Child poverty and maltreatement

This NSPCC report draws on incidence studies (number of new cases within a time period) and prevalence studies (proportion of the population affected by maltreatement). The authors are keen to note that poverty does not cause maltreatment and that many parents in poverty do excellent jobs at raising their children, however the evidence is clear that a link between poverty and maltreatement exists:

"We have found that different measures of material deprivation remain independently predictive of child maltreatment. This includes factors that may refer to neighbourhood characteristics, such as the housing tenure, or overcrowding in the home, as well as more individual measures such as car ownership.

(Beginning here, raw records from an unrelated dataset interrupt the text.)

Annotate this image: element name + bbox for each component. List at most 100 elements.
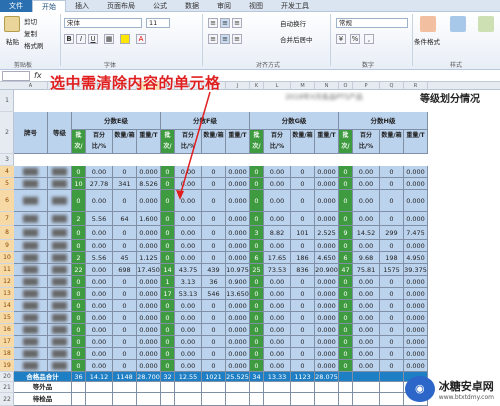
blurred-label-cell[interactable]: ███ <box>14 166 48 178</box>
data-cell[interactable]: 0 <box>250 312 264 324</box>
data-cell[interactable]: 8.82 <box>264 226 291 240</box>
data-cell[interactable]: 0 <box>202 252 226 264</box>
data-cell[interactable]: 0.00 <box>264 240 291 252</box>
data-cell[interactable]: 0 <box>72 348 86 360</box>
data-cell[interactable]: 0.000 <box>226 312 250 324</box>
summary-label[interactable]: 合格品合计 <box>14 372 72 382</box>
data-cell[interactable]: 0.000 <box>404 300 428 312</box>
data-cell[interactable]: 0.000 <box>226 324 250 336</box>
data-cell[interactable]: 0 <box>202 178 226 190</box>
ribbon-tab-4[interactable]: 公式 <box>144 0 176 12</box>
data-cell[interactable]: 0.00 <box>353 312 380 324</box>
data-cell[interactable]: 0.000 <box>137 190 161 212</box>
data-cell[interactable]: 6 <box>250 252 264 264</box>
data-cell[interactable]: 0 <box>380 288 404 300</box>
summary-cell[interactable] <box>226 382 250 393</box>
data-cell[interactable]: 0.00 <box>175 190 202 212</box>
data-cell[interactable]: 0 <box>161 348 175 360</box>
data-cell[interactable]: 0.000 <box>226 212 250 226</box>
data-cell[interactable]: 0.00 <box>353 324 380 336</box>
data-cell[interactable]: 0.000 <box>315 312 339 324</box>
summary-cell[interactable]: 12.55 <box>175 372 202 382</box>
header-group-1[interactable]: 分数F级 <box>161 112 250 130</box>
data-cell[interactable]: 0.00 <box>264 178 291 190</box>
data-cell[interactable]: 0.00 <box>86 240 113 252</box>
blurred-label-cell[interactable]: ███ <box>14 226 48 240</box>
data-cell[interactable]: 0 <box>380 312 404 324</box>
summary-cell[interactable] <box>72 393 86 406</box>
data-cell[interactable]: 0.00 <box>86 264 113 276</box>
data-cell[interactable]: 4.950 <box>404 252 428 264</box>
data-cell[interactable]: 0.00 <box>264 212 291 226</box>
data-cell[interactable]: 0.000 <box>226 178 250 190</box>
summary-cell[interactable] <box>161 393 175 406</box>
data-cell[interactable]: 0.000 <box>137 226 161 240</box>
header-grade[interactable]: 等级 <box>48 112 72 154</box>
data-cell[interactable]: 186 <box>291 252 315 264</box>
data-cell[interactable]: 198 <box>380 252 404 264</box>
data-cell[interactable]: 43.75 <box>175 264 202 276</box>
summary-cell[interactable] <box>113 393 137 406</box>
data-cell[interactable]: 4.650 <box>315 252 339 264</box>
row-header-14[interactable]: 14 <box>0 300 14 312</box>
data-cell[interactable]: 0 <box>339 336 353 348</box>
data-cell[interactable]: 0.00 <box>353 240 380 252</box>
blurred-label-cell[interactable]: ███ <box>48 178 72 190</box>
header-subcol[interactable]: 数量/箱 <box>113 130 137 154</box>
data-cell[interactable]: 0 <box>339 212 353 226</box>
data-cell[interactable]: 0.00 <box>86 312 113 324</box>
blurred-label-cell[interactable]: ███ <box>48 264 72 276</box>
blurred-label-cell[interactable]: ███ <box>48 276 72 288</box>
align-center-icon[interactable]: ≡ <box>220 34 230 44</box>
row-header-22[interactable]: 22 <box>0 393 14 406</box>
summary-cell[interactable] <box>202 393 226 406</box>
summary-cell[interactable] <box>353 393 380 406</box>
summary-cell[interactable] <box>339 372 353 382</box>
data-cell[interactable]: 0 <box>291 336 315 348</box>
data-cell[interactable]: 0 <box>161 324 175 336</box>
summary-cell[interactable] <box>264 393 291 406</box>
align-middle-icon[interactable]: ≡ <box>220 18 230 28</box>
align-top-icon[interactable]: ≡ <box>208 18 218 28</box>
data-cell[interactable]: 0.000 <box>404 240 428 252</box>
data-cell[interactable]: 0 <box>380 190 404 212</box>
data-cell[interactable]: 0 <box>161 300 175 312</box>
row-header-3[interactable]: 3 <box>0 154 14 166</box>
data-cell[interactable]: 17.450 <box>137 264 161 276</box>
data-cell[interactable]: 0.000 <box>315 360 339 372</box>
header-subcol[interactable]: 重量/T <box>315 130 339 154</box>
data-cell[interactable]: 0 <box>202 312 226 324</box>
data-cell[interactable]: 0.00 <box>353 336 380 348</box>
ribbon-tab-1[interactable]: 开始 <box>32 0 66 12</box>
data-cell[interactable]: 0 <box>161 336 175 348</box>
header-subcol[interactable]: 批次/批 <box>339 130 353 154</box>
data-cell[interactable]: 0.000 <box>404 348 428 360</box>
data-cell[interactable]: 0.900 <box>226 276 250 288</box>
data-cell[interactable]: 5.56 <box>86 212 113 226</box>
data-cell[interactable]: 0 <box>72 240 86 252</box>
data-cell[interactable]: 14 <box>161 264 175 276</box>
data-cell[interactable]: 6 <box>339 252 353 264</box>
data-cell[interactable]: 0 <box>72 190 86 212</box>
header-subcol[interactable]: 批次/批 <box>161 130 175 154</box>
data-cell[interactable]: 0.000 <box>226 336 250 348</box>
summary-cell[interactable] <box>113 382 137 393</box>
data-cell[interactable]: 0 <box>291 190 315 212</box>
data-cell[interactable]: 0 <box>72 360 86 372</box>
blurred-label-cell[interactable]: ███ <box>48 166 72 178</box>
blurred-label-cell[interactable]: ███ <box>14 212 48 226</box>
data-cell[interactable]: 0 <box>161 240 175 252</box>
data-cell[interactable]: 0.000 <box>137 276 161 288</box>
blurred-label-cell[interactable]: ███ <box>48 336 72 348</box>
data-cell[interactable]: 0 <box>339 324 353 336</box>
blurred-label-cell[interactable]: ███ <box>48 312 72 324</box>
column-header-M[interactable]: M <box>291 82 315 90</box>
data-cell[interactable]: 27.78 <box>86 178 113 190</box>
data-cell[interactable]: 17 <box>161 288 175 300</box>
summary-cell[interactable]: 1123 <box>291 372 315 382</box>
blurred-label-cell[interactable]: ███ <box>14 300 48 312</box>
data-cell[interactable]: 0.00 <box>264 300 291 312</box>
data-cell[interactable]: 0.000 <box>315 178 339 190</box>
header-subcol[interactable]: 批次/批 <box>72 130 86 154</box>
italic-button[interactable]: I <box>76 34 86 44</box>
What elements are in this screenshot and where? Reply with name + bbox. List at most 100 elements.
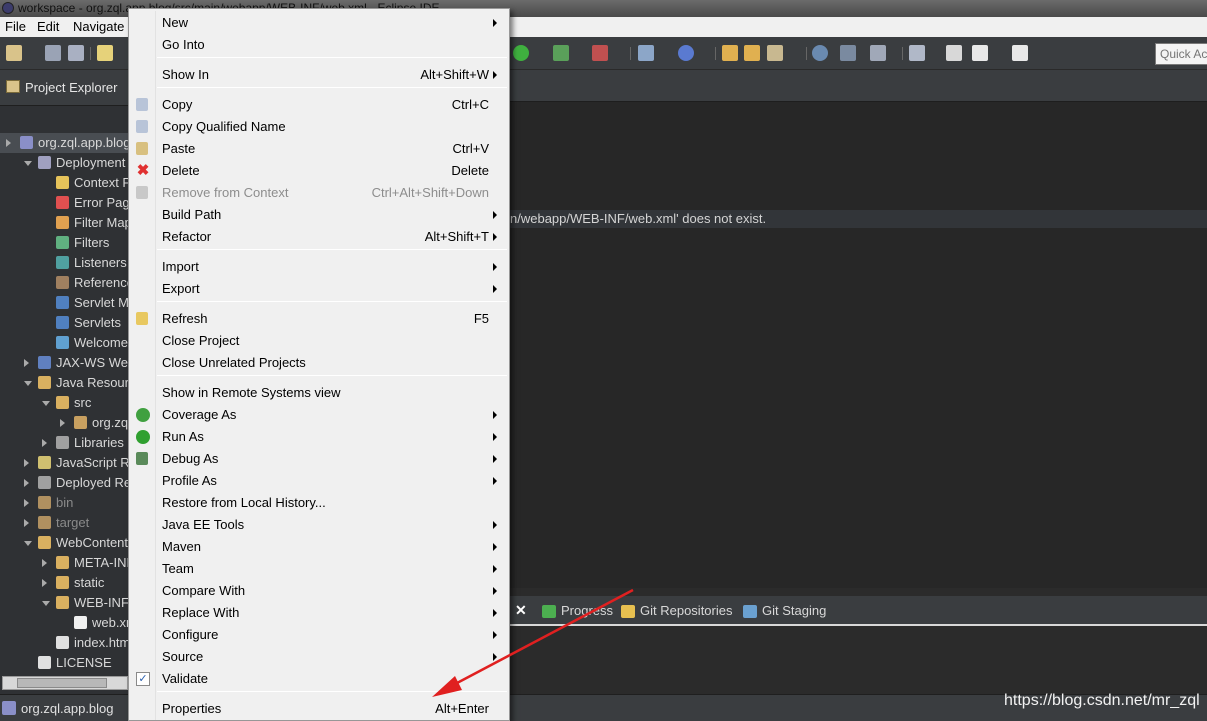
menu-item-label: Export — [162, 281, 200, 296]
expanded-arrow-icon[interactable] — [42, 401, 50, 406]
collapsed-arrow-icon[interactable] — [24, 479, 29, 487]
search-icon[interactable] — [840, 45, 856, 61]
expanded-arrow-icon[interactable] — [24, 541, 32, 546]
expanded-arrow-icon[interactable] — [24, 161, 32, 166]
collapsed-arrow-icon[interactable] — [42, 559, 47, 567]
new-icon[interactable] — [6, 45, 22, 61]
tree-item-meta-inf[interactable]: META-INF — [0, 553, 134, 573]
collapsed-arrow-icon[interactable] — [6, 139, 11, 147]
menu-item-close-unrelated-projects[interactable]: Close Unrelated Projects — [131, 352, 507, 374]
tree-item-filters[interactable]: Filters — [0, 233, 130, 253]
open-folder-icon[interactable] — [722, 45, 738, 61]
menu-item-go-into[interactable]: Go Into — [131, 34, 507, 56]
run-server-icon[interactable] — [553, 45, 569, 61]
tree-item-java-resources[interactable]: Java Resources — [0, 373, 149, 393]
tree-item-webcontent[interactable]: WebContent — [0, 533, 130, 553]
edit-icon[interactable] — [767, 45, 783, 61]
menu-item-show-in[interactable]: Show In Alt+Shift+W — [131, 64, 507, 86]
open-type-icon[interactable] — [97, 45, 113, 61]
menu-item-refresh[interactable]: Refresh F5 — [131, 308, 507, 330]
collapsed-arrow-icon[interactable] — [24, 459, 29, 467]
forward-icon[interactable] — [1012, 45, 1028, 61]
menu-item-restore-from-local-history[interactable]: Restore from Local History... — [131, 492, 507, 514]
tree-item-deployed-resources[interactable]: Deployed Resources — [0, 473, 177, 493]
menu-item-validate[interactable]: ✓ Validate — [131, 668, 507, 690]
tree-item-src[interactable]: src — [0, 393, 130, 413]
new-java-class-icon[interactable] — [678, 45, 694, 61]
menu-item-copy[interactable]: Copy Ctrl+C — [131, 94, 507, 116]
menu-item-new[interactable]: New — [131, 12, 507, 34]
expanded-arrow-icon[interactable] — [24, 381, 32, 386]
back-icon[interactable] — [946, 45, 962, 61]
web-browser-icon[interactable] — [812, 45, 828, 61]
tree-item-references[interactable]: References — [0, 273, 140, 293]
menu-item-debug-as[interactable]: Debug As — [131, 448, 507, 470]
tree-item-servlets[interactable]: Servlets — [0, 313, 130, 333]
back-history-icon[interactable] — [972, 45, 988, 61]
menu-item-configure[interactable]: Configure — [131, 624, 507, 646]
save-icon[interactable] — [45, 45, 61, 61]
stop-server-icon[interactable] — [592, 45, 608, 61]
tree-item-static[interactable]: static — [0, 573, 130, 593]
menu-item-properties[interactable]: Properties Alt+Enter — [131, 698, 507, 720]
menu-item-replace-with[interactable]: Replace With — [131, 602, 507, 624]
menu-item-refactor[interactable]: Refactor Alt+Shift+T — [131, 226, 507, 248]
tree-item-libraries[interactable]: Libraries — [0, 433, 130, 453]
menu-item-coverage-as[interactable]: Coverage As — [131, 404, 507, 426]
collapsed-arrow-icon[interactable] — [42, 579, 47, 587]
open-project-icon[interactable] — [744, 45, 760, 61]
tree-item-web-xml[interactable]: web.xml — [0, 613, 140, 633]
tree-item-project[interactable]: org.zql.app.blog — [0, 133, 131, 153]
tree-item-bin[interactable]: bin — [0, 493, 130, 513]
scrollbar-thumb[interactable] — [17, 678, 107, 688]
menu-item-import[interactable]: Import — [131, 256, 507, 278]
annotation-icon[interactable] — [870, 45, 886, 61]
menu-item-export[interactable]: Export — [131, 278, 507, 300]
menu-item-run-as[interactable]: Run As — [131, 426, 507, 448]
tree-item-error-pages[interactable]: Error Pages — [0, 193, 143, 213]
tree-item-jax-ws[interactable]: JAX-WS Web Services — [0, 353, 189, 373]
run-icon[interactable] — [513, 45, 529, 61]
menu-item-label: Coverage As — [162, 407, 237, 422]
menu-navigate[interactable]: Navigate — [69, 17, 128, 37]
tree-item-web-inf[interactable]: WEB-INF — [0, 593, 130, 613]
tree-item-listeners[interactable]: Listeners — [0, 253, 130, 273]
collapsed-arrow-icon[interactable] — [60, 419, 65, 427]
tree-item-license[interactable]: LICENSE — [0, 653, 130, 673]
quick-access-input[interactable] — [1155, 43, 1207, 65]
menu-item-profile-as[interactable]: Profile As — [131, 470, 507, 492]
tree-item-context-parameters[interactable]: Context Parameters — [0, 173, 190, 193]
menu-item-paste[interactable]: Paste Ctrl+V — [131, 138, 507, 160]
explorer-horizontal-scrollbar[interactable] — [2, 676, 128, 690]
save-all-icon[interactable] — [68, 45, 84, 61]
menu-item-copy-qualified-name[interactable]: Copy Qualified Name — [131, 116, 507, 138]
tree-item-package[interactable]: org.zql — [0, 413, 131, 433]
menu-edit[interactable]: Edit — [33, 17, 63, 37]
tree-item-filter-mappings[interactable]: Filter Mappings — [0, 213, 163, 233]
menu-item-close-project[interactable]: Close Project — [131, 330, 507, 352]
menu-item-build-path[interactable]: Build Path — [131, 204, 507, 226]
new-server-icon[interactable] — [638, 45, 654, 61]
tree-item-servlet-mappings[interactable]: Servlet Mappings — [0, 293, 174, 313]
menu-item-team[interactable]: Team — [131, 558, 507, 580]
menu-item-maven[interactable]: Maven — [131, 536, 507, 558]
tree-item-javascript-resources[interactable]: JavaScript Resources — [0, 453, 182, 473]
close-icon[interactable]: ✕ — [515, 602, 527, 619]
tree-item-deployment-descriptor[interactable]: Deployment Descriptor — [0, 153, 188, 173]
last-edit-icon[interactable] — [909, 45, 925, 61]
collapsed-arrow-icon[interactable] — [24, 519, 29, 527]
tree-item-index-html[interactable]: index.html — [0, 633, 133, 653]
menu-item-source[interactable]: Source — [131, 646, 507, 668]
menu-item-show-in-remote-systems-view[interactable]: Show in Remote Systems view — [131, 382, 507, 404]
collapsed-arrow-icon[interactable] — [24, 359, 29, 367]
paste-icon — [136, 142, 148, 155]
tree-item-welcome-pages[interactable]: Welcome Pages — [0, 333, 168, 353]
tree-item-target[interactable]: target — [0, 513, 130, 533]
collapsed-arrow-icon[interactable] — [42, 439, 47, 447]
menu-item-compare-with[interactable]: Compare With — [131, 580, 507, 602]
menu-file[interactable]: File — [1, 17, 30, 37]
expanded-arrow-icon[interactable] — [42, 601, 50, 606]
menu-item-java-ee-tools[interactable]: Java EE Tools — [131, 514, 507, 536]
collapsed-arrow-icon[interactable] — [24, 499, 29, 507]
menu-item-delete[interactable]: ✖ Delete Delete — [131, 160, 507, 182]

Poverty in all its manifestations is damaging to children’s well-being”

Key points:
- There is an association between socio-economic status, financial problems in the family and parental child maltreatment, though it is much stronger with physical and emotional maltreatment and absence of physical care than with either sexual abuse outside the family or absence of supervision.
- Compared to young professional respondents, young people working in semi-skilled or unskilled jobs were three times more likely to have suffered serious physical abuse, and ten times more likely to have experienced a serious absence of care in childhood; compared to respondents in higher education, they were twice as likely to have experienced such neglect.
- There is a ‘clustering’ of children on child protection registers in deprived areas of cities.
- Generally, stronger links are found with neglect and physical abuse, while the link with sexual and emotional abuse is much weaker.
- Correlation does not establish cause. There are specific problems in attributing cause in child abuse. The causative pathways are complex with many inter-related variables at work and disentangling the relative influence of different variables is problematic.
- The most widely used and accepted theoretical perspective for explaining the relationship between poverty and maltreatment focuses on stress. It is argued that the multitude of factors associated with poverty and social deprivation, especially when compounded by drug misuse or mental health problems, negatively impact on parenting by increasing vulnerability to stress.
- In order to better safeguard and support children and families living in poverty, more awareness and understanding of the impacts of financial hardship and the different forms of adversity that families are living in need to be recognised if their needs are to be effectively met.

School bullying

This paper examines bullying and its impact on young people’s health and well being, and the significance of family relationships in dealing with bullying behaviour. Created by the Australian government it is a short summary of major research on this subject.

Key points:
- The paper explores school based bullying, peer bystanders, the importance of the family as well as suggesting anti-bullying strategies, building well-being and building positive relationships with families.